The decision to block the Tampa was by no means the first step along the path.  Mr. Howard had been steadily usurping the xenophobic positions of Pauline Hanson, and in its first two terms the Coalition spent some effort itself in vilifying asylum seekers.  The Government’s efforts were abetted by sections of the media, and especially by Sydney radio station 2UE and its talkback hosts.

However the Tampa decision closed the door on any other strategy than fearmongering.  The trap in this time-honoured strategy is that there is no return, and no standing still.  One has to keep crying “wolf” louder and louder, and concurrently assuming more and more power, so as to forestall an outbreak of reality among the masses.  Such is the slippery slope to totalitarianism.

So it is proving with John Winston Howard.  He is following the script perfectly, imposing more draconian measures and alarming the populace regularly, with the enthusiastic cooperation of the commercial media, which thrive on fear and conflict.

One might object that the government’s actions are justified because now there are real threats to Australia.  However, at every stage Mr. Howard’s reaction has been to inflame xenophobia rather than to address the conditions that breed terorists.  Thus he has parroted U.S. President Bush’s primitive reaction to lash back violently at any available target.  He has aligned Australia without reservation behind the reckless and counterproductive policy of the U.S., thus inviting the attentions of terrorists, an invitation that has now, tragically, been taken up.

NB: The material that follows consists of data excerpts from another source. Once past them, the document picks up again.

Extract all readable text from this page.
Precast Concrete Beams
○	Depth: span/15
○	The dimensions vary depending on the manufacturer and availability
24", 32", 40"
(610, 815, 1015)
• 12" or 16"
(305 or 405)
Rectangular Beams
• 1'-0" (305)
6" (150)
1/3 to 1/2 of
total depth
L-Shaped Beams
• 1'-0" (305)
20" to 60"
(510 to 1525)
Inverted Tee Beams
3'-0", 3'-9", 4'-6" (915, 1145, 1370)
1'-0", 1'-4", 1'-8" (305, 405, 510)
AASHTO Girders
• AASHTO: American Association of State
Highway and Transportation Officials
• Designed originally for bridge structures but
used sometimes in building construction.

Rather, it is ironic that real threats materialised soon after Mr. Howard concocted the asylum-seeker “threat”.  Regardless, Mr. Howard had left himself no scope for dealing quietly and firmly with terrorist threats, having adopted such a bombastic stance.

Throughout this period, Mr. Howard has displayed contempt for the truth.  First, Mr. Howard did nothing to dispel key misconceptions being propagated by gossip and commercial media, such as that asylum seekers are illegal immigrants. He portrayed the few thousand asylum seekers as a threat to our way of life, when about ten times that number of once-legal visitors have overstayed their visas here, with no reaction from the government.

Most egregiously, Mr. Howard and his senior ministers rushed to the media with the story that some asylum seekers had thrown their children into the sea.  Doubts became public within days that the story was not true.  Mr. Howard is reported to have been asked at a news conference, before the election, about those doubts, and he promised to look into them.  The recent Senate inquiry into the affair evidently missed this key point:  Mr. Howard KNEW there were doubts.

Did Mr. Howard check his facts with all due diligence?  Or did his Government continue to slander those parents and to mislead the Australian public and Parliament because they  knew it would give them an unbeatable electoral advantage?

Given the Government’s subsequent total lack of cooperation with the Senate enquiry, the admission of a senior defence chief that he protected the Prime Minister from the real story, the conclusion of the Senate inquiry that a senior Minister, conveniently retired, deliberately withheld the information, and the appearance of a widespread conspiracy of silence within the bureaucracy and advisory staffs, Mr. Howard’s pretense of ignorance has no credibility.  The truth was there for him to discover with very little effort.

It is a sad and dangerous time for Australia.  Our way of life and democratic institutions are under threat from a government that shows every readiness to become as repressive as necessary in its desperation to retain power.  The so-called Opposition is directionless, hardly distinguishable from the Government, and utterly ineffectual.  People are turning to minor parties, as well they might, but minor parties face a huge challenge to create an effective alternative government in a short time, as the One Nation experience illustrates.

Unfortunately, so long as Mr. Howard remains in power the internal threat to our way of life will continue, and there will be no prospect of breaking the spiral of hysteria and violence that threatens to engulf Australia and its neighbours.